Но не будешь же писать «Монастырь «Три тополя»; ни один чилиец такого адреса не разберёт. Если они называют свой город Сантьяго, так Тишка и написал Сантьяго. А монастырь зовётся у них по-другому, но Тишка не мог вспомнить как. Он вчера, перед школой, специально дожидался Люську Киселёву: Люська — отличница, должна запоминать всё, что рассказывают учителя. А она даже русского-то названия — «Три тополя» — не удержала в голове. Чёрт знает за что ей только пятёрки ставят, за красивенькие глаза, что ли…
Тишка сдержался, не высказал ей этого прямо, так она, дура, будто её за язык тянули, сама напросилась на откровенность.
— Ты видел, какую я заметку написала в школьную стенгазету? — похвасталась Люська и голову кокетливо набочок склонила: вот, мол, вам никому никогда не суметь, вы, мол, все олухи царя небесного. Вам в классную-то и то не написать… Ну, ни дать ни взять писательница. Агния Барто, не меньше… Будто она стихи сочинила… «Наша Таня горько плачет, уронила в речку мячик». А и накарябала-то всего-навсего о своём пионерском звене мы разучиваем песни, мы проводим сборы, мы собираем макулатуру.
— Если хочешь знать, так я и складнее твоего напишу. Люська сразу насторожилась, произвела в уме какие-то расчёты:
— Ага, так ты хочешь про Корвалана? Поэтому про «Три берёзы» и спрашиваешь?
Ох уж эта женская логика… Сразу всякие догадки, предположения… А у самой в голове-то — соломенная труха. Давно ли Тишка ей «Три тополя» тремя тополями назвал. А она уж переиначила, «Тремя берёзами» шпарит. Ну, и пусть живёт в заблуждении.

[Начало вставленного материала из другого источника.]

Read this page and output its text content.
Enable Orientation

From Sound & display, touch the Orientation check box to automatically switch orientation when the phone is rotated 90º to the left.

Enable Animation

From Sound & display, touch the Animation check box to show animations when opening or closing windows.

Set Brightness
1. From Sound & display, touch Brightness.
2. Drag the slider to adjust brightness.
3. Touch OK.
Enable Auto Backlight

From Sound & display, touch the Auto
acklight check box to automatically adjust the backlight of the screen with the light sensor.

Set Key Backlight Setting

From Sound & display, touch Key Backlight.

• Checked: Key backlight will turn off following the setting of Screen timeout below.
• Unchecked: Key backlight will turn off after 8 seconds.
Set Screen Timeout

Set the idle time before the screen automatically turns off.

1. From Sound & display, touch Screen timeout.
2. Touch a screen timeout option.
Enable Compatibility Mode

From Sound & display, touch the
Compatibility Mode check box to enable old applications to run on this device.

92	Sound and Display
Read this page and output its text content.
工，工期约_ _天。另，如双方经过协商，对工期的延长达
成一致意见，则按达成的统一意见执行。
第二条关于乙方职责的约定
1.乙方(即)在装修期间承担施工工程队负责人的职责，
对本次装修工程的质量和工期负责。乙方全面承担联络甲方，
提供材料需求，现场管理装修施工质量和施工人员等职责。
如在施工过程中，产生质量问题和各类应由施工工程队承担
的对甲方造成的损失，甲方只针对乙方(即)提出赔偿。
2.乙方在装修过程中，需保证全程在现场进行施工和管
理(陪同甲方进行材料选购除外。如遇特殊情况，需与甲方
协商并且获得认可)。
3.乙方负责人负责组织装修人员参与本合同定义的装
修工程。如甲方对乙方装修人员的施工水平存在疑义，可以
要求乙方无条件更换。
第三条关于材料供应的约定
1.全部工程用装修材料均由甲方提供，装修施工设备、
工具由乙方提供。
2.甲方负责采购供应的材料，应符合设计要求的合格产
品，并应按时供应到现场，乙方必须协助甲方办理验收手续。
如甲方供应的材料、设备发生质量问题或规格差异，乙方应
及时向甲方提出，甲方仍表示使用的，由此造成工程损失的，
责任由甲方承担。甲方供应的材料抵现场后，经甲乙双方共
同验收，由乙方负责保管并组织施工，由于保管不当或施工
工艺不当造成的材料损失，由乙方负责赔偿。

— Да уж если бы захотел, так не хуже твоего сочинил. Но Люська-то уверена, что у неё заметка про пионерское звено получилась покраше знаменитых стихов про Таню и мячик.
— Так ты читал или нет мою заметку? — напирала она. Тишка, конечно, читал, всем классом бегали к стенгазете. Но разве он Люське признается…
— Была нужда тратить время на чепуху…
Он хотел добавить: «Тоже мне… Агния Барто выискалась», но Люська уже закусила губу.
— А все читали, — встряхнула она головой. — Мария Прокопьевна даже хвалила…
Как же, как же… Будто Тишка не знает, что Мария Прокопьевна на Люськиной писанине чистого места не оставила, всё изрисовала красным карандашом. От Люськиного сочинительства одна подпись осталась.
— Чего заливаешь-то? — ехидно ухмыльнулся Тишка. — Она тебя хвалила не за то, что ты хорошо написала…
— А за что? — вперила руки в бока Люська.